For rigidity analysis, MolBar only considers double/triple bonds and rings to be rigid. For example, an obstacle to rotation due to bulkiness of substituents is not taken into account, but can be added manually from the input file (additional dihedral constraint, but that should be used as an exception and carefully).

Getting started (tested on Linux and macOS, compiling works for Windows only in WSL)

For Linux/macOS

Using a virtual environment is highly recommended because it allows you to create isolated environments with their own dependencies, without interfering with other Python projects or the system Python installation. This ensures that your Python environment remains consistent and reproducible across different machines and over time. To create one, type in the following command in your terminal:

 python3 -m venv path/to/venv

To activate the enviroment, type in:

 source path/to/venv/bin/activate

To install Molbar, enter`the following command in your terminal:

pip install molbar

For Windows

Since compiling in a standard Windows environment does not work yet, it is highly recommended to use the WSL (Windows Subsystem for Linux) extension. Simply follow this installation guide: https://learn.microsoft.com/en-us/windows/wsl/install. Note that a Fortran compiler needs to be installed manually in the WSL environment. Otherwise, the installation of MolBar will result in an error.

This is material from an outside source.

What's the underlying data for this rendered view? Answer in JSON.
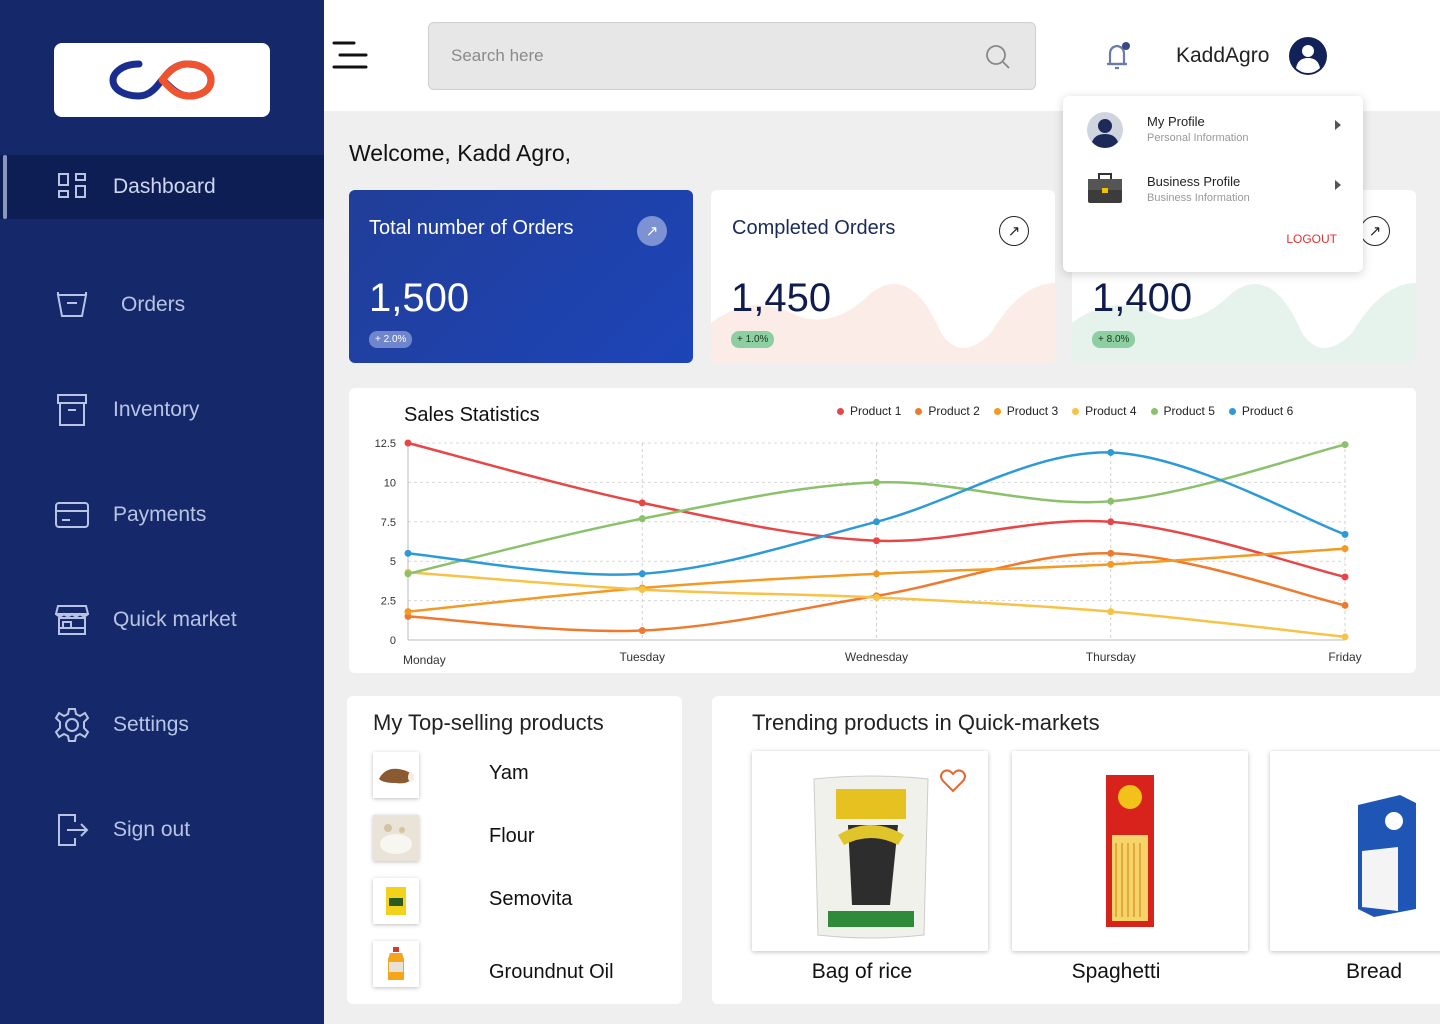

For Python usage, it is highly recommended to use Visual Studio Code (VSC) as it provides specific extensions to code directly in WSL. A more detailed guide can be found here: https://code.visualstudio.com/docs/remote/wsl

MolBar Structure

For l-alanine, the MolBar reads:

MolBar | 1.0.0 | C3NO2H7 | -339 -140 -110 -32 13 20 20 20 160 237 432 528 850 | -209 -8 130 160 354 633 | -154 -117 -67 -40 9 9 9 60 74 156 342 457 922 | -31 0 0 0 11

MolBar is constructed as follows:

Version: 1.0.0
Molecular Formula: C3H7NO2 
Topology Spectrum: -339 -140 -110 -32 13 20 20 20 160 237 432 528 850 (Encoding atomic connectivity)
Heavy Atom Topology Spectrum: -209 -8 130 160 354 633 (Encoding atomic connectivity without hydrogen atoms. So if for two molecules, the topology spectra are different but the tautomer spectra are the same, both molecules are tautomeric structures)
Topography Spectrum : -154 -117 -67 -40 9 9 9 60 74 156 342 457 922 (3D arrangement of atoms in Cartesian space, also describes diastereomerism)
Absolute Configuration: -31 0 0 0 11 (Encoding absolute configuration for each fragment)

Python Module Usage

MolBar can be generated by Python function calls:

  1. for a single molecule with get_molbars_from_coordinates by specifying the Cartesian coordinates as a list,
  2. for several molecules at once with get_molbars_from_coordinates by giving a list of lists with Cartesian coordinates,
  3. for a single molecule with get_molbars_from_file by specifying a file path,
  4. for several molecules at once with get_molbars_from_files by specifying a list of file paths.

1. get_molbar_from_coordinates

  from molbar.barcode import get_molbar_from_coordinates

  def get_molbar_from_coordinates(coordinates: list, elements: list, return_data=False, timing=False, input_constraint=None, mode="mb") -> Union[str, dict]

      Args:

          coordinates (list): Molecular geometry provided by atomic Cartesian coordinates with shape (n_atoms, 3).
          elements (list): A list of elements in that molecule.
          return_data (bool): Whether to return MolBar data.
          timing (bool): Whether to print the duration of this calculation.
          input_constraint (dict, optional): A dict of extra constraints for the calculation. See below for more information. USED ONLY IN EXCEPTIONAL CASES.
          mode (str): Whether to calculate the molecular barcode ("mb") or only the topology part of the molecular barcode ("topo").

      Returns:

          Union[str, dict]: Either MolBar or the MolBar and MolBar data.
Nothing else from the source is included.